Enfin, notons pour la petite histoire que Chica Umino réussit à placer des personnages chers à son cœur dans ce tome 14, à savoir les protagonistes de son précédent manga : Honey and Clover. Cela faisait plusieurs tomes que les apartés de l’autrice en fin de volume faisaient référence à son désir de décrire le futur de ces personnages pour qui elle garde un profond attachement, et ceci est désormais chose faite avec un grand tournoi de shōgi inter-professionnel qui invite ces personnages et en profite brièvement pour décrire ce qu’est devenu leur quotidien depuis la fin de Honey and Clover. Cette insistance à vouloir à tout prix donner une conclusion supplémentaire à d’anciens protagonistes est une preuve de plus de la forte implication de Chica Umino dans l’écriture de ses personnages. Cet amour – n’ayons pas peur des mots – qu’il est difficile de ne pas ressentir au cours de la lecture, est à l’origine de ce souffle de vie qui anime chacun de ses personnages dans March Comes In Like A Lion. Et c’est bien là l’un des points forts de Chica Umino : en plus de réussir à décrire des situations du quotidien avec une justesse remarquable, l’autrice met un point d’honneur à donner de l’importance et de la profondeur à tous ses personnages, peu importe leur place dans le récit.

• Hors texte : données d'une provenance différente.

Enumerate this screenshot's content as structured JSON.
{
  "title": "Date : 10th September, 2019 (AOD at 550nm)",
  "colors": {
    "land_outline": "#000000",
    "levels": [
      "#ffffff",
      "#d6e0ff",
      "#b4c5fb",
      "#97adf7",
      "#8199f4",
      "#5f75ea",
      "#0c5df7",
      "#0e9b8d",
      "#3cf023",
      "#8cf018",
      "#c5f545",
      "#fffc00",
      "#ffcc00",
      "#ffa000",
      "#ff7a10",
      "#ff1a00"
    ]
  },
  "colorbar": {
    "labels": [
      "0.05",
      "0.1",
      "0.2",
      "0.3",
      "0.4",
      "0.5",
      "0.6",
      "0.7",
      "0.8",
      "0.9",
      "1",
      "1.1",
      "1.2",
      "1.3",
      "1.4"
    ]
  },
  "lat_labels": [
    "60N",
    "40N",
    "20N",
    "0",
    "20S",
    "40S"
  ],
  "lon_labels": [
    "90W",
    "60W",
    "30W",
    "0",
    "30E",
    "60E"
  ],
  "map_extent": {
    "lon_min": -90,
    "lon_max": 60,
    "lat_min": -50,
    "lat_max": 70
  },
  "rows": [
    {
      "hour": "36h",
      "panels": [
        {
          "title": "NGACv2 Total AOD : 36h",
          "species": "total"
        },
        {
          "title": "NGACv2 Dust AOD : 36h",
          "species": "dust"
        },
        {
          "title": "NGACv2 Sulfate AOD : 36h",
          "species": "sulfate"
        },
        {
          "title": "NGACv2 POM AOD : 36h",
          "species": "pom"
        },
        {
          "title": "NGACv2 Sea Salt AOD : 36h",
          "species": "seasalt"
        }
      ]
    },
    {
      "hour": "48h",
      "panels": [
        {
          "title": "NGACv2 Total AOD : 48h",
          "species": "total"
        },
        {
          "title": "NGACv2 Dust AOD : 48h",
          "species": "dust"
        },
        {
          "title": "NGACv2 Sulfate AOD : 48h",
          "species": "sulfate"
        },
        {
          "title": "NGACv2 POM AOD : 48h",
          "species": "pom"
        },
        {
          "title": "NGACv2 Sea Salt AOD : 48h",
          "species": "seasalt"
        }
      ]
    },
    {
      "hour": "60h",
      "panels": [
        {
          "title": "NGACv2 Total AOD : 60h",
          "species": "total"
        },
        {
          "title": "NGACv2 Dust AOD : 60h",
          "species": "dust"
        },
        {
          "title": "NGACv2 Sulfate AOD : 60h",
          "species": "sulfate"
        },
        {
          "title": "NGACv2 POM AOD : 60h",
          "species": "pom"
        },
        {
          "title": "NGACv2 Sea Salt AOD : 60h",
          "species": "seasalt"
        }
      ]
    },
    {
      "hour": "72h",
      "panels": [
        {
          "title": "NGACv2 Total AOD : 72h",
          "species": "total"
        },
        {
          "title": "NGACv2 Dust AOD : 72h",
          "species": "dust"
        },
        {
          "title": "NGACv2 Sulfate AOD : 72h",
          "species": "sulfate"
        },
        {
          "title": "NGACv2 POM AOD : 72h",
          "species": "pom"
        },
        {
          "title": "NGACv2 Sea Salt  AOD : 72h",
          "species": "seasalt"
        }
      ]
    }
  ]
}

C’est ainsi que se termine notre série de critique sur March Comes In Like A Lion. La série de Chica Umino justifie à chaque tome l’engouement que son récit suscite au Japon, et impressionne même régulièrement des mangakas tels que Kentarô Miura, l’auteur de Berserk, qui en est un lecteur assidu. Précis et pertinent dans sa manière d’aborder les complexités de la vie, March Comes In Like A Lion est une œuvre émouvante et équilibrée capable de provoquer rires et larmes en une seule page – une prouesse qu’il convient de saluer. Ces 14 tomes ne déçoivent à aucun moment, et nous ne pouvons que les recommander à un large public qui se retrouvera forcément à un moment ou à un autre du récit. Soyons clair, si cela n’est toujours pas le cas malgré nos quatre articles à son sujet : March Comes In Like A Lion est un véritable chef d’œuvre à ne pas manquer.